W tym momencie nie wiedziałam co dokładnie chcę zrobić. Być może tylko mi się wydawało, że ta osoba chciała zrobić mi krzywdę. Jednakże moja intuicja podpowiadała, żebym nie ryzykowała. Byłam z siebie dumna, że wybrałam najsłuszniejszą oraz najbezpieczniejszą decyzję.
Co jeśli to była ta sama osoba, która widziałam na spotkaniu z JiSoo? Co jeśli bym podeszła do tej osoby? Co jeśli uciekając właśnie straciłam okazje na poznanie osoby, która mnie prześladuje?
Takie pytania krążyły mi po głowie, gdy wracałam z zakupami do domu. Chciałam znać odpowiedzi na te pytania. I mam nadzieję, że w najbliższym czasie znajdę odpowiedź chociaż na jedno z nich. Niechętnie złapałam za klamkę od domu. Wchodząc do środka ściągnęłam na korytarzu płaszczyk oraz moje ulubione vansy. Wzięłam reklamówkę z zakupami i poszłam do kuchni, gdzie czekała za mną moja mama.
- Hej mamo, wróciłam - całując ją w policzek - przepraszam, że to tak długo zajęło - dodałam.
- Nic nie szkodzi - odparła - Weź wszystkie produkty i chodź mi pomóż z obiadem. Pomidorki same się nie pokroją. No już, już! - powiedziała goniąc mnie do pracy. Niechętnie wyjęłam potrzebne mi rzeczy i wzięłam się do roboty. Rozmawiałyśmy o szkole, o pracy, o wszystkim. Cieszę się, że mama znalazła coś dla siebie. Jednak smuci mnie to, że robi to tak dużym kosztem. Robi wszystko by nas utrzymać i żebyśmy mieli godne życie. Kompletnie nie mając czasu dla siebie. Wykańcza samą siebie. Serce się łamie, kiedy patrzę jak wraca po całym dniu pracy. Powiedziałam sobie z Jakem, że odwdzięczymy jej się za wszystko co dla nas zrobiła.

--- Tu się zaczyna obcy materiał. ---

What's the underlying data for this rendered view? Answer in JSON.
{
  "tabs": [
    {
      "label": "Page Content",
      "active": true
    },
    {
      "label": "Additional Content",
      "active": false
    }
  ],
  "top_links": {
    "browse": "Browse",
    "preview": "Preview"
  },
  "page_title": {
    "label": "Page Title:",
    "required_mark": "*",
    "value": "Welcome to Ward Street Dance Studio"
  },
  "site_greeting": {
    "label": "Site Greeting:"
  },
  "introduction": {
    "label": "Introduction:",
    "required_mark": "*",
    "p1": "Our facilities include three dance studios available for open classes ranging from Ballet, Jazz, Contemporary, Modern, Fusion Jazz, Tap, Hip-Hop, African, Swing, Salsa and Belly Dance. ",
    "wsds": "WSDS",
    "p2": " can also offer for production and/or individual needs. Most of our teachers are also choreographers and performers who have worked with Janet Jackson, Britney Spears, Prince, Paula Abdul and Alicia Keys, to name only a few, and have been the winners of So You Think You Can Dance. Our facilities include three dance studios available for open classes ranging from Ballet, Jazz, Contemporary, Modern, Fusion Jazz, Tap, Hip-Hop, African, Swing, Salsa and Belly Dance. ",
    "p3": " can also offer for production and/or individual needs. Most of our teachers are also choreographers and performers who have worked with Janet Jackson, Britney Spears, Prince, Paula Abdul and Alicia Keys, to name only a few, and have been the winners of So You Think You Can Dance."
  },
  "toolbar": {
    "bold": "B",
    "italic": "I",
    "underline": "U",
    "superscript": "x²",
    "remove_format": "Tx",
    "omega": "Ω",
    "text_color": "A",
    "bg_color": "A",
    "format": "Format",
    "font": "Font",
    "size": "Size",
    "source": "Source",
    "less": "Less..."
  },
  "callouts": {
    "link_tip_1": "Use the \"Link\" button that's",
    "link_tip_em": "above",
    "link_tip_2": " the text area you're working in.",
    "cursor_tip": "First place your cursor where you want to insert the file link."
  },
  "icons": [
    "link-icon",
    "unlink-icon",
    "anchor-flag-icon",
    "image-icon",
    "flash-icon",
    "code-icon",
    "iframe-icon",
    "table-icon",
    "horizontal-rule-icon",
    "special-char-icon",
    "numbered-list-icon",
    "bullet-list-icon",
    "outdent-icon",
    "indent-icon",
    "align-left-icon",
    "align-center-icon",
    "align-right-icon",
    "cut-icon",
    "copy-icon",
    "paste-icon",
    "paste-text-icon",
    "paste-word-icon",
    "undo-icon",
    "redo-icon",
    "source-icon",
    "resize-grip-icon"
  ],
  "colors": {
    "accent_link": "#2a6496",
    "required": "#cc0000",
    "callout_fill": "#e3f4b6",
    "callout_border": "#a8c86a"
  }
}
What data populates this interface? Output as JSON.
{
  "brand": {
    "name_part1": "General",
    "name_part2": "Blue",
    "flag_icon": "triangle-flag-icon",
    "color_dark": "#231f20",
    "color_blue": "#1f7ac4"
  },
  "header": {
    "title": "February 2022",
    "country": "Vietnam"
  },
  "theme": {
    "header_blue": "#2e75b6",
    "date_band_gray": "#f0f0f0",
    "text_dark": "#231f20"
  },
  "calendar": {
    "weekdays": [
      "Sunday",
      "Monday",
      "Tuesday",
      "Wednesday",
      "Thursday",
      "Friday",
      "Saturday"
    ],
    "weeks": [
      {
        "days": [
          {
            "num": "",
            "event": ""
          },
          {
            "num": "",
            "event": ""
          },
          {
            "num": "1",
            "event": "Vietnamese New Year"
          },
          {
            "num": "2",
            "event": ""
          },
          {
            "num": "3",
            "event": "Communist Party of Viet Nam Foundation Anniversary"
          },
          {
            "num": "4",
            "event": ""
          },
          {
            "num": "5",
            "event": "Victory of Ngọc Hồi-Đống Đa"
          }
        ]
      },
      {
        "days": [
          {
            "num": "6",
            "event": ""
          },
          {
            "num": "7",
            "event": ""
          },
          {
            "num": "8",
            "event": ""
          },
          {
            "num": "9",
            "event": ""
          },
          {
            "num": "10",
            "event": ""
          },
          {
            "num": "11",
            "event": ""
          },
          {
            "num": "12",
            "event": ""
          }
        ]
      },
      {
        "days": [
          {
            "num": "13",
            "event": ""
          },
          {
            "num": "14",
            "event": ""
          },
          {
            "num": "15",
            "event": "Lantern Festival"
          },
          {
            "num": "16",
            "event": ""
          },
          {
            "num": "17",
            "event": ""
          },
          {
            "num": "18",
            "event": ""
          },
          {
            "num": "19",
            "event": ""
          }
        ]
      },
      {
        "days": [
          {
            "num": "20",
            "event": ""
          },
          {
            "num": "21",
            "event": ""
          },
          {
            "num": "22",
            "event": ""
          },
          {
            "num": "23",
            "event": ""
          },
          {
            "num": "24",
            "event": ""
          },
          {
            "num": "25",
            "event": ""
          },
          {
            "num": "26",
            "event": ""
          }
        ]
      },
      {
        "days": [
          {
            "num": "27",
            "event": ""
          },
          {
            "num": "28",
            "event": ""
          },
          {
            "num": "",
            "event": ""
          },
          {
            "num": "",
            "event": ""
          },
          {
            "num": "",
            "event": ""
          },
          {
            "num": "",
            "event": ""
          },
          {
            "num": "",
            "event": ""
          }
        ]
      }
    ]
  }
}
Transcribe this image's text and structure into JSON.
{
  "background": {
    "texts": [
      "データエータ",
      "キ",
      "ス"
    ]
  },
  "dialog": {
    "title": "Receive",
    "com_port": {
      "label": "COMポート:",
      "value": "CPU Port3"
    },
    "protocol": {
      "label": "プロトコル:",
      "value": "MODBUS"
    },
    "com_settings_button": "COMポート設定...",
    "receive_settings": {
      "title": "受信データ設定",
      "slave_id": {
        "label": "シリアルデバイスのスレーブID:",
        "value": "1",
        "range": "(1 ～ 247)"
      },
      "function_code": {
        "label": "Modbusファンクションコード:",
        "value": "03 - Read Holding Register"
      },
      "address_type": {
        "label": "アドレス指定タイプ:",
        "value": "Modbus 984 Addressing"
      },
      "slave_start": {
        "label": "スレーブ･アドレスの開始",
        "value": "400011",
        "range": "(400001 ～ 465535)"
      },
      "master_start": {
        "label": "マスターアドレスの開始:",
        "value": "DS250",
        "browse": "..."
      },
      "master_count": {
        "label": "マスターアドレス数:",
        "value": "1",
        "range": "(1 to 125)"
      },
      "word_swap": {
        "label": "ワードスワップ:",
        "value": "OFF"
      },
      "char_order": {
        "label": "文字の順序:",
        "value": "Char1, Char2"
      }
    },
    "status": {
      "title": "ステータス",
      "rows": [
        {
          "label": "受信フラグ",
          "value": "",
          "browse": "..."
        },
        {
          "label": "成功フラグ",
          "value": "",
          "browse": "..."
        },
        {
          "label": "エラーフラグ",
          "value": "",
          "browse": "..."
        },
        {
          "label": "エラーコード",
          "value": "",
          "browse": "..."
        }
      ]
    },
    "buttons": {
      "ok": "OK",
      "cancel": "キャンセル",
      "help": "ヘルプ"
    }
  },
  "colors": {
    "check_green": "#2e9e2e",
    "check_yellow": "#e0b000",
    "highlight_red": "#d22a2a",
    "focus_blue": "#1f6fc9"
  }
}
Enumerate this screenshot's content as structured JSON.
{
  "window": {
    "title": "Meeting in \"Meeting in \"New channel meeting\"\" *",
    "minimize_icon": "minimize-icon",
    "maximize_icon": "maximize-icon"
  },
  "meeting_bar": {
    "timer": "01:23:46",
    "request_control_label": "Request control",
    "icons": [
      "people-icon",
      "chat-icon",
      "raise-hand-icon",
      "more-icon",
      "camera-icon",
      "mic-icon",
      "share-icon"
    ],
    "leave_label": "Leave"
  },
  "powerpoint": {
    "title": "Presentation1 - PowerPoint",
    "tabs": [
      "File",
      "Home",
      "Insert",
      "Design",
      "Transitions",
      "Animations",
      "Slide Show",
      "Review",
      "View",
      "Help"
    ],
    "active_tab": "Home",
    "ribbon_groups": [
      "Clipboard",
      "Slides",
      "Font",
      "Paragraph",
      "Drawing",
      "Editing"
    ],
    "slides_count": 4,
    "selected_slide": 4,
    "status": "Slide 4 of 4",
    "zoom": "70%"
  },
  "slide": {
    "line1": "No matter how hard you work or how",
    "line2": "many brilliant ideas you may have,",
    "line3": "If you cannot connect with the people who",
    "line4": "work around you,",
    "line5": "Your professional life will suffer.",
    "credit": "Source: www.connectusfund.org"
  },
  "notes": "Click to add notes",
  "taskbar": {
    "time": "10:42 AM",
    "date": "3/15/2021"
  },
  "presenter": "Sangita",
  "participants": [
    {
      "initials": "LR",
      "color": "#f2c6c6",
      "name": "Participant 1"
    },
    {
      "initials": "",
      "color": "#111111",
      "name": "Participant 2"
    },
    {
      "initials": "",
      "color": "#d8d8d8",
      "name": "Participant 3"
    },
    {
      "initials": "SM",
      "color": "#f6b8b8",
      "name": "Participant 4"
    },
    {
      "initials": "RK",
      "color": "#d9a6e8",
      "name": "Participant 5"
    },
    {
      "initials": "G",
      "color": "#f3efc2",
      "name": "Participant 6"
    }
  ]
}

Po upływie godziny, gdy skończyłyśmy wszystko robić postanowiłam, że pójdę do swojego pokoju i zacznę odrabiać zaległe zadania do szkoły. Na szczęście dalej był weekend, dlatego mogłam trochę dłużej posiedzieć nad książkami. W czasie robienia notatek zaczęłam robić się śpiąca. Nie czekając chwili dłużej zostawiłam wszystko w pizdu i poszłam szukać piżamy. Słysząc przychodzące powiadomienie w telefonie, przeniosłam wzrok na łóżko, na którym znajdował się wcześniej wspomniany przedmiot. Wzięłam urządzenie do ręki i postanowiłam przeczytać wiadomość w drodze do łazienki.
Oczywiście nie byłabym sobą jakbym nie uderzyła małym palcem o kant łóżka. Zwijając się z bólu zaczęłam klnąć pod nosem. Lekko zirytowana wziełam piżamę, która leżała na krześle. Spojrzałam na wyświetlacz w celu przeczytania wiadomości. To była Alice! Ucieszyłam się na sam widok tego imienia. Jest mi bardzo przykro, że kontak z tą cudowną dziewczyną się tak pogorszył. Kiedyś byłyśmy w stanie spędzać ze sobą całe dnie, czy to w szkole, po szkole, a na weekendy nawet nocowałyśmy u siebie. Tam gdzie Alice, byłam też i ja. Niestety wszystko przepadło przez nieszczęsną przeprowadzkę. Mamy tylko czas na weekendy, żeby ze sobą porozmawiać. Przez strefy czasowe jak i inne sprawy, którymi zajmujemy się na co dzień, nie zawsze rozmowy w wolnych chwilach nam wychodzą. Chociaż cieszy mnie sam fakt, że jakikolwiek kontakt jeszcze utrzymujemy. Jest naprawdę bardzo ciężko.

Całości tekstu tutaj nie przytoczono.